Philip Monaghan's work is a moment of pop culture nirvana rendered with cloudy, dream-like abandon -- a chillingly apt look in the rearview mirror of entertainment history. The exhibition is the final chapter in a collaborative effort between Monaghan and the poet Tim Dlugos, his boyfriend who died of AIDS in 1990. Based on Dlugos' poem "Gilligan's Island," much of the focus of Monaghan's work in this show is on the farcical hit '70s show, revolving around the absurd hijinks of the mixed bag of castaways stranded on a desert island, but oftentimes juxtaposed with other classic images, ranging from Hitchcock's The Birds to iconic images of Jacqueline Kennedy. But through Monaghan's eye, there is a sentimentality and faded optimism in the kitsch, a tinge of faded glamor to Ginger's carnal persona and a hypersexualization of the male relationships on the island.

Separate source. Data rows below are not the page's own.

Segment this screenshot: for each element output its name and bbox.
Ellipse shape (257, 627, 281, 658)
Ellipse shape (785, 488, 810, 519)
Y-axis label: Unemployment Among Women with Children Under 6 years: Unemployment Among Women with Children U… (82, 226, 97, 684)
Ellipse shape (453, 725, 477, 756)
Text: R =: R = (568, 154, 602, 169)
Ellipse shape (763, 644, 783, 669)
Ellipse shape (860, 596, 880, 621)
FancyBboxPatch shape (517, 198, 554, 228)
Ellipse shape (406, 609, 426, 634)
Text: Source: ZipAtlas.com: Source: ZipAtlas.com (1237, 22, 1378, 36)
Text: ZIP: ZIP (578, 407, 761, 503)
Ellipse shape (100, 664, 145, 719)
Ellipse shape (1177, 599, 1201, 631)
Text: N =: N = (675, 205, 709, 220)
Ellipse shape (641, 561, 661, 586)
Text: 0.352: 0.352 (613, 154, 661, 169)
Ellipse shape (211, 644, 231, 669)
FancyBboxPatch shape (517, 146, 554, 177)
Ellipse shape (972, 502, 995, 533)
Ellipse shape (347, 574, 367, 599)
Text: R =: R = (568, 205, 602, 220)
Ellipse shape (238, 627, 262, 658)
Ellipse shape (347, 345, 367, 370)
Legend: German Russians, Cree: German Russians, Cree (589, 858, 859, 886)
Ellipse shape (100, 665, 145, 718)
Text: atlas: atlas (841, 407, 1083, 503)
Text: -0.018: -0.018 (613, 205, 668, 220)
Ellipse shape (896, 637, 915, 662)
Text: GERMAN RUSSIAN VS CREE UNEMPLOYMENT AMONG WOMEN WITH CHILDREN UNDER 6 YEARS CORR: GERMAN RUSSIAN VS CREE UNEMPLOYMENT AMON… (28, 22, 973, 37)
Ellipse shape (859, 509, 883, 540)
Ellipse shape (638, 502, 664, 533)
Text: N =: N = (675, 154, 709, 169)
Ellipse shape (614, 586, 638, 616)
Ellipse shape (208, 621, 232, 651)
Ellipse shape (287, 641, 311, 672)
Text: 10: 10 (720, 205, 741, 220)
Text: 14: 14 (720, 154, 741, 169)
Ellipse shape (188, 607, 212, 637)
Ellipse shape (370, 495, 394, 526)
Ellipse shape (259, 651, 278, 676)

Monaghan started his career as a retail creative director for the infamous boutique Fiorucci, and was responsible for some its more outlandish window displays, including some in collaboration with Andy Warhol but now he's best known for his oil paintings and watercolors. The 54-work exhibition -- titled "At Moments Like These He Feels Farthest Away" -- currently taking place at NYU's Fales Library through the end of this week, strikes an interesting tension between the seemingly mindless flippancy of television's "golden era" and the great fears and doubts there were simultaneously beginning to awaken in the American subconscious in the years following Kennedy's assassination and during the Vietnam War. But still, there is a sense of joy and fondness in the works that can't be denied, a nostalgia for a time in America's history where everything still seemed possible.
"At Moments Like These He Feels Farthest Away" runs through Friday, April 29th at New York University's Fales Library, 70 Washington Square South at LaGuardia Place.